Sunday, January 5, 2014

Being in Christ

Text: Ephesians 1:3-14

The consensus among scholars is that the letter to the Ephesians was not written by the apostle Paul, even though it claims to be. It was likely written by a disciple of Paul, or some of his entourage, and signed with his name, a common practice of the day. It does adopt the ideas of Paul, and you might think of the letter as something like “A Treasury of Pauline Themes.” Not quite a summary, and not quite Paul’s Greatest Hits, but a way to convey the core and flavor to others of Paul’s preaching.

It opens with an initial greeting followed by the passage we just heard. There is an urgency in this letter to get right to the essence of things. These twelve verses are, in the original greek, one long unbroken sentence. It is as if the writer wants to get all the ideas out in one big rush and is carried away on a wave of their importance.

And they are important, for the question they want to answer is: who is God; and what is Jesus? It seems to have something to do with being “in Christ,” whatever that means.

It is an easy and familiar phrase. “We are all one in Christ Jesus” as we proclaim every Sunday before we share the peace with one another. Being in Christ and Christ being in us is a central mystery of Christianity, especially for that part of Christianity that reached us through Paul. But this long sentence in Ephesians—which is composed of multiple descriptive phrases and conjunctions hanging off the subject, God the Father—this knot of words that floods us with concepts and images of Christ and his nature—seems to be necessary to the writer to get it right and richly so.

If we untangle it just a little, we see three clusters of ideas. In the first cluster, we see that we are blessed. Blessed be God who has blessed us with blessing is how it starts out. Good words—that is what the Greek word here for blessing comes from: good plus word. What God has done through Christ is good for us. It makes brings us favor. It reminds us that God is good. When we think about Jesus, we are grateful to God the Father.

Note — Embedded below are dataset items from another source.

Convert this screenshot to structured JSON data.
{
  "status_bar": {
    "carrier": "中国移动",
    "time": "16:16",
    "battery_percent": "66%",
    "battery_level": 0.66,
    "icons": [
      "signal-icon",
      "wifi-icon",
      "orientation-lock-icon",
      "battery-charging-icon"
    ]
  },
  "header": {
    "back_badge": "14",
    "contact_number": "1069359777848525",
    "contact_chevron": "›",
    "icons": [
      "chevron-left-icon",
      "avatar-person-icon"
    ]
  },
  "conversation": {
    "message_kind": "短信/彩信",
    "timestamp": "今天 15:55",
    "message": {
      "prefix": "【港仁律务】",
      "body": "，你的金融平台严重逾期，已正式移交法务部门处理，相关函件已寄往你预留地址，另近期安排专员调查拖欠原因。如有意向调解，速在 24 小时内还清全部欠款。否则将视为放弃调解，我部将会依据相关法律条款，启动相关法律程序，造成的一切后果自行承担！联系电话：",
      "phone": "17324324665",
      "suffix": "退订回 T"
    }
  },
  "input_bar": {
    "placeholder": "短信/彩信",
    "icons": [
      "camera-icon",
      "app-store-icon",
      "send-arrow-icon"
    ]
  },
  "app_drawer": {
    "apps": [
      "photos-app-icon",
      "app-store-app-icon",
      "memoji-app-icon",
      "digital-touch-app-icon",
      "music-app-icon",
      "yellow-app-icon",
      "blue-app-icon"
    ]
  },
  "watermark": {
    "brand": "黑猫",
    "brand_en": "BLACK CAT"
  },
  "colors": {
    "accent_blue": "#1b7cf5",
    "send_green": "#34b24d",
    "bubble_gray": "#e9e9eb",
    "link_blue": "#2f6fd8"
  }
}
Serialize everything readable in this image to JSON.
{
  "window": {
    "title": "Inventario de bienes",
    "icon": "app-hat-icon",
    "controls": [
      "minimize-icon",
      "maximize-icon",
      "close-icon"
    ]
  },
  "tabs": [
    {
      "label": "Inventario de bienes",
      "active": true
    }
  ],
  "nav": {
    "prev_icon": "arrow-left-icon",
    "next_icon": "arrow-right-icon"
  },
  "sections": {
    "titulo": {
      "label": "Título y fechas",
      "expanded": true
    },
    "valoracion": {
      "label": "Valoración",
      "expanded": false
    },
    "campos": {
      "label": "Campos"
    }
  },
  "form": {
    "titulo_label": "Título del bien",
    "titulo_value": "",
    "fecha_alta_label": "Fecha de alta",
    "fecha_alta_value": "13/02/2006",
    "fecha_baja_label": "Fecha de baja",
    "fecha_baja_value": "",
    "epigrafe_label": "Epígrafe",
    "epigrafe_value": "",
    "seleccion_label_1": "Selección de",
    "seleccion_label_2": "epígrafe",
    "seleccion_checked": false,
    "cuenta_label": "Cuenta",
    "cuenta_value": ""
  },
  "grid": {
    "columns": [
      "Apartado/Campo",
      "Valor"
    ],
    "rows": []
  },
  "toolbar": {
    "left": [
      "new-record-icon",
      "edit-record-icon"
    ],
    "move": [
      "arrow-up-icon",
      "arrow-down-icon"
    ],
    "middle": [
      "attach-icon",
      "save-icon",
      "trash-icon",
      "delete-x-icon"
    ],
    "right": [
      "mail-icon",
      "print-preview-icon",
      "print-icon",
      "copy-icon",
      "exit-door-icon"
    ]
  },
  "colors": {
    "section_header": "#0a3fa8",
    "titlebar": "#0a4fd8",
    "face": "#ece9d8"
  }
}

We are grateful not only for this gift—this glorious grace, it says, bestowed on us in [Christ] the beloved. But also that we are enveloped into this little family, adopted as children of God, getting the same benefits (or inheritance) that God’s own are entitled to.

In the second cluster, we see that as a result of this free favor, we are forgiven our sins (trespasses it says in our translation). In spite of our tendency to mess up a lot—by omission or commission—God does not hold it against us. This is the kind of thing you see in your children—usually—or your best friends. You love them because you do, in spite of—and in some cases because of—their weird and difficult habits. They are endearing, you keep them close to you—embrace them—because they exist and because you, like God in this way, are gracious. You do this according, as it says in the letter, according to your good pleasure.

And finally, in the third cluster we discover that our lives have changed. We are somehow in Christ and therefore different. It is a result of being in Christ, it says, that we are redeemed (that is, set free from all the powers that bind us). In Christ we are of God’s family. And in Christ, God reveals God’s intent and plan.

Yet, how does this work? It is safe and revealing to add some modifiers, to probe into this big and sometimes opaque idea.

Perhaps we are in the mind of Christ, the heart of Christ. That being in Christ means that Christ is aware of us, thinks about us, watches over us, wonders about us.

Perhaps we are in the acts of Christ. In the theological sense. That God came here in the person of Jesus and lived, died, and rose again. Those acts accomplished something for us (among other things: set us free from worldly and satanic fears, goods, authorities, and structures). Being in Christ means that we are the beneficiaries of those acts.

Or perhaps we are in obedience to the commands of Christ. Jesus taught us how to live the good life, and commanded us to love one another, to forgive sins against us, to give freely, to consider that compassion trumps authority. Being in Christ means that we organize our lives to respond to Christ’s teachings and work for justice.

Or perhaps we are in the company of Christ. Especially at Christmas, we celebrate that God is with us—Immanuel—in our present anxieties and contentments. We take comfort and strength that we are not alone. Being in Christ means that we are aware—and grateful—that God is always nearby us. In crowds, in relationships, in loneliness.

Or, finally, perhaps we are in the body of Christ. As we share the meal in the Lord’s Supper, we ingest the being of Christ, who becomes part of us. At the same time, we share that being with all who eat this same food, given for us, and thus we become like them. We are joined not only in our longing to know God but in the atoms of our own bodies.

Being in Christ is like being in touch, being in love, being in conversation, even like being in a boat on a stormy sea. And especially like being in community with God and others. It is why this letter is in the plural.

There is no metaphor for our relationship with Christ that is both obvious and clear, and none that is comprehensive. With the saints in Ephesus and the rest of us, spiritual descendants of the first followers of Christ, we gather into churches, hoping to find comfort, identity, and understanding.

There, we are blessed. To ponder, and experience, and share all the ways of our being in Christ. Where we are blessed not only with discovering those things, but joining with others in seeking them.